Таким образом, целый ряд экономистов и социальных теоретиков сегодня признают наличие достаточно серьезной проблемы социально-этического характера, порождаемой платформенной экономикой, утверждая, что получаемые компаниями-монополистами доходы должны перераспределяться более равно (через систему микроплатежей или каким-то иным способом). Это необходимо прежде всего не только в целях достижения справедливости, но и ради укрепления самой экономики, которая в противном случае неизбежно впадет в состояние стагнации (вследствие отсутствия платежеспособного спроса). Иными словами, речь идет о необходимости более тщательного государственного регулирования деятельности платформ, разработке соответствующего законодательства. Только в этом случае экономика может стать более гуманной, а средний класс более устойчивым и богатым.
МОНОПОЛИИ И НЕРАВЕНСТВО
В то же время очевидно, что проблема вовсе не сводится только к перераспределению доходов, получаемых от использования данных, — гораздо более существенной является проблема устройства самой рыночной экономики (ее господствующей модели), которая позволяет (или, напротив, не позволяет) компаниям вести себя тем или иным образом. На сегодняшний момент политико-экономическое устройство, существующее в США (Европа — другой вопрос) создает крайне благоприятные условия для масштабного извлечения ценности компаниями-платформами (а также множеством неплатформенных компаний), что проявляется прежде всего в тенденциях к монополизации и порождаемых ею проблемах. В целом, предваряя наше дальнейшее рассмотрение, можно сказать, что экономика США сегодня (в отличие от демократической системы первых послевоенных десятилетий) — это типично экстрактивная (олигархическая) экономика, в отличие от гораздо более инклюзивных экономических моделей Европы, а в особенности Скандинавии (а также в немалой степени и сегодняшнего Китая) (см. подробно об экстрактивной и инклюзивной моделях: Аджемоглу, Робинсон, 2015).

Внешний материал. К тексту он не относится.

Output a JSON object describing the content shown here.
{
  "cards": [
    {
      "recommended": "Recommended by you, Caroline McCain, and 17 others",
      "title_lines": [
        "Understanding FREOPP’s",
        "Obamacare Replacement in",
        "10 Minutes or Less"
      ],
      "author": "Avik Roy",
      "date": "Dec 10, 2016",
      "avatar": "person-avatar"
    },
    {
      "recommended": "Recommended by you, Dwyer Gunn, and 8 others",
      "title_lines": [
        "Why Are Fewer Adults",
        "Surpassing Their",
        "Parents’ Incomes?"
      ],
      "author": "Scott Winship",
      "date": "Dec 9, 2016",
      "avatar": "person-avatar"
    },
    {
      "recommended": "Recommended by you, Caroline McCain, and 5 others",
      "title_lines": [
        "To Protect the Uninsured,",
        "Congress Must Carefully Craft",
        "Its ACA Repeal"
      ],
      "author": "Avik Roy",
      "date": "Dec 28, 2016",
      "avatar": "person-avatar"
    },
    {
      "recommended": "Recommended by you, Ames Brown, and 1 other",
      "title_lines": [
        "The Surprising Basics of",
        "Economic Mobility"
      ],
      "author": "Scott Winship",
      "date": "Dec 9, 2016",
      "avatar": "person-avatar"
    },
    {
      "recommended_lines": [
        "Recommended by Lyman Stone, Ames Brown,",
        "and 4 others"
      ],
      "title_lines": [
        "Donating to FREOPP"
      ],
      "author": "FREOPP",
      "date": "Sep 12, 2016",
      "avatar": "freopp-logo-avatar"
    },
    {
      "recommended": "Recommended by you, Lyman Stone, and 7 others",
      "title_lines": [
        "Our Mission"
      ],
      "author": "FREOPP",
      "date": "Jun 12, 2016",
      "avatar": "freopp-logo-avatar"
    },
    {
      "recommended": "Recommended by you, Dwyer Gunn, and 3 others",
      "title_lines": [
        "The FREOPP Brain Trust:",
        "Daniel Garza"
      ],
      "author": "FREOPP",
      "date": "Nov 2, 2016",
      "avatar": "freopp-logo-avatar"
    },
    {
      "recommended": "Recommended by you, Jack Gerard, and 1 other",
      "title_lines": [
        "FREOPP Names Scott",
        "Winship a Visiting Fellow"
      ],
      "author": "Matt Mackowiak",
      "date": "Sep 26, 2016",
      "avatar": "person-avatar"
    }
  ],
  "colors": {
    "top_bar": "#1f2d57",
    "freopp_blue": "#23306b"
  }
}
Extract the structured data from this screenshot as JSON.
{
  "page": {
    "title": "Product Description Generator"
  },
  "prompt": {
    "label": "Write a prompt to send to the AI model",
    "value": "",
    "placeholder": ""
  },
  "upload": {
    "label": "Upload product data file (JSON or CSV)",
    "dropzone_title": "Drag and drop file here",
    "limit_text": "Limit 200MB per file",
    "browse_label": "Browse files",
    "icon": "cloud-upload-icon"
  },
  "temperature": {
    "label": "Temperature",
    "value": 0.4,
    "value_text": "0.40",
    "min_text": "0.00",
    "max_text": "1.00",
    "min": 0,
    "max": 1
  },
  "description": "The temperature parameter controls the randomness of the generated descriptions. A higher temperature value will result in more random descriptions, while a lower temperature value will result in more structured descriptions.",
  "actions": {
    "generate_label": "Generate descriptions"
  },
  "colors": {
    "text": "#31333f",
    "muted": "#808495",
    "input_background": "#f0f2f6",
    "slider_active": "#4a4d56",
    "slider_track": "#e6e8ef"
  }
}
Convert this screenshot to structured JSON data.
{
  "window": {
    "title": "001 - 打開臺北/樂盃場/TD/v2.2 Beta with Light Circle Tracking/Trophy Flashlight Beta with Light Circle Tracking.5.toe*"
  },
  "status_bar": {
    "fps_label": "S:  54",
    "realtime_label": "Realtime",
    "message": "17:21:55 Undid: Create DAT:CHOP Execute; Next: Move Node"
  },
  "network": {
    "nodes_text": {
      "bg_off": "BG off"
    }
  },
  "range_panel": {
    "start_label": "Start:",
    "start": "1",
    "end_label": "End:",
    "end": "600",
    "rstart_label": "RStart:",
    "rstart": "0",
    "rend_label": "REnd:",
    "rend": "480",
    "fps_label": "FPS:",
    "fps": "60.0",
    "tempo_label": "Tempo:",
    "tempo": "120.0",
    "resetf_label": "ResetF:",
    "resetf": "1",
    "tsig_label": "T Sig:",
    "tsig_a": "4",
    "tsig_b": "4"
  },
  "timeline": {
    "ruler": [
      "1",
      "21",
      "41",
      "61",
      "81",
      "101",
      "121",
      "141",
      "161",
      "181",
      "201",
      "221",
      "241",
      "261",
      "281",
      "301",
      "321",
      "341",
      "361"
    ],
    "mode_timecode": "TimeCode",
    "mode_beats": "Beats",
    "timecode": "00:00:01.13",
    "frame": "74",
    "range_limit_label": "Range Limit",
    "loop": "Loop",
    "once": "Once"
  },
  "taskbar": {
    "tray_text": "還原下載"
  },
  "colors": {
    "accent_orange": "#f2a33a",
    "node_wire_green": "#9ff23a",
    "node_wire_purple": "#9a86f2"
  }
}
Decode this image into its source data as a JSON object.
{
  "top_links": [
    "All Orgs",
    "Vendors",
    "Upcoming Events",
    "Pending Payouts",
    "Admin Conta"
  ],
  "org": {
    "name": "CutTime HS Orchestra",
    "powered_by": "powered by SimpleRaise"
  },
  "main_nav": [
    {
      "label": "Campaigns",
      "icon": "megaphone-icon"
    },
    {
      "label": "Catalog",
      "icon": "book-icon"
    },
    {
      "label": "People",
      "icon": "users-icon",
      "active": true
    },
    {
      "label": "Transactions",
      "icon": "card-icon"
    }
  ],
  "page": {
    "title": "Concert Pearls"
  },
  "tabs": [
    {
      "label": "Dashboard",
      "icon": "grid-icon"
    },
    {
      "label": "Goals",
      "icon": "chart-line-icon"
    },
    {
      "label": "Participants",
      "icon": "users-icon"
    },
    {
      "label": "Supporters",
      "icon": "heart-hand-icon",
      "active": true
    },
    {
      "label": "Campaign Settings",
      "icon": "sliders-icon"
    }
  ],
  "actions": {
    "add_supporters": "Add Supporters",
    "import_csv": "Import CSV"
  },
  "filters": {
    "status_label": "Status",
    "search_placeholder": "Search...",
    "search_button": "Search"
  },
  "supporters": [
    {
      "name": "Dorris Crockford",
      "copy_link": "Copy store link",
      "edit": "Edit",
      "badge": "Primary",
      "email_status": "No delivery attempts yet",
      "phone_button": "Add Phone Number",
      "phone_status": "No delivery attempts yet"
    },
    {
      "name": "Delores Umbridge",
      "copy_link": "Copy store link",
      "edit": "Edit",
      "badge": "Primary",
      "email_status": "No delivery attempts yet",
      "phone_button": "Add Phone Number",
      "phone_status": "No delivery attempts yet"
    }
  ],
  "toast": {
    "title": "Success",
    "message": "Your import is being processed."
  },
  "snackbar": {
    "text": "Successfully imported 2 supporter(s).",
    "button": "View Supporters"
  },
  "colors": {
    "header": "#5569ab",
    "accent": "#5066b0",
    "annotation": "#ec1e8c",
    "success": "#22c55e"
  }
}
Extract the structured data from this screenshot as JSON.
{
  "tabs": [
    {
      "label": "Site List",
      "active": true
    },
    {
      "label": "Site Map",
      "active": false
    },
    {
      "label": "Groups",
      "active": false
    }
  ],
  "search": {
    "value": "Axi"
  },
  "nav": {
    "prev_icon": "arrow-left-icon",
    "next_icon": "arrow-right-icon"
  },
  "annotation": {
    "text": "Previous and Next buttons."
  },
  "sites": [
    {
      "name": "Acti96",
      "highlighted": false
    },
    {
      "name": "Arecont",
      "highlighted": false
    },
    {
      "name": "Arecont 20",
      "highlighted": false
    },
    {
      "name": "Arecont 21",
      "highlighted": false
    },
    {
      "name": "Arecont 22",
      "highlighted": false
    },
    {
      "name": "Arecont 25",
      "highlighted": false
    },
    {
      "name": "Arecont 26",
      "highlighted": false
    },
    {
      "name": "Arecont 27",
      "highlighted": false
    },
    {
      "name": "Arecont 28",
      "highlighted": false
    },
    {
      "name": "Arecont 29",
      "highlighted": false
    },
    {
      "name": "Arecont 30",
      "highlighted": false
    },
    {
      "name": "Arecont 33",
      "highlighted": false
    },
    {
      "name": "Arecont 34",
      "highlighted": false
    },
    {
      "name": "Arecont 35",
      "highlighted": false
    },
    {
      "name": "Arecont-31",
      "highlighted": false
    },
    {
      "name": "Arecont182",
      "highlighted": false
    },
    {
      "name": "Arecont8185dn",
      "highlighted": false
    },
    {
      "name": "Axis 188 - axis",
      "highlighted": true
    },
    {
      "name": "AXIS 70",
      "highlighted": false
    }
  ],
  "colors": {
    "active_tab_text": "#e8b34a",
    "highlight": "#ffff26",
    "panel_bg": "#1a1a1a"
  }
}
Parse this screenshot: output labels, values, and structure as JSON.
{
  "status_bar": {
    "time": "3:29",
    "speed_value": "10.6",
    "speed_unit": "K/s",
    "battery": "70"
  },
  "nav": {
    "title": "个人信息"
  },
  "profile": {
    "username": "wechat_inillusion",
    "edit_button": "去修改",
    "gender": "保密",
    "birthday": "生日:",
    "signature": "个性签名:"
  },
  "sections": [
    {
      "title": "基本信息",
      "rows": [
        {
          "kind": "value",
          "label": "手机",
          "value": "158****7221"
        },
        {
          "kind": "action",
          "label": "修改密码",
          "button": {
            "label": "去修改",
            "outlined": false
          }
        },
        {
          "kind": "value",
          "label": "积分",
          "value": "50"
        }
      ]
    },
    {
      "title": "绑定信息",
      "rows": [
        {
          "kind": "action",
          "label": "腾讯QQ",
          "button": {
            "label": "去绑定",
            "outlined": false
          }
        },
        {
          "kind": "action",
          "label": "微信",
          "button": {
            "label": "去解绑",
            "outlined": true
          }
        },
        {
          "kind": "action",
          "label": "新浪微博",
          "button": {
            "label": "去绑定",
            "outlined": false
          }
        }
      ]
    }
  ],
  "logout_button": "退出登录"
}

Справедливости ради надо сказать, что тенденция к монополизации во многом есть «естественное свойство» интернет-компаний, — черта, которую отмечает
в своей книге Н. Срничек; на эту же особенность, но уже в связи с эффектами, порождаемыми нематериальным капиталом (например, бренды или дизайн, а также организационные структуры, которые легко копируются и распространяются на рынках), указывают британские авторы Джонатан Хаскел и Стиан Вестлейк (Haskel, Westlake, 2018). В самом общем смысле тенденция к монополизации платформ, их превращение в доминирующие на своих рынках корпорации связана с сетевыми эффектами, которые заключаются в том, что платформа становится тем более ценной для пользователей, чем больше пользователей она привлечет в свою экосистему. Именно для этого, как отмечалось ранее, платформы используют механизм перекрестного субсидирования — когда одна часть услуг представляется пользователям бесплатно, а другая — за определенную (и, возможно, весьма высокую) цену.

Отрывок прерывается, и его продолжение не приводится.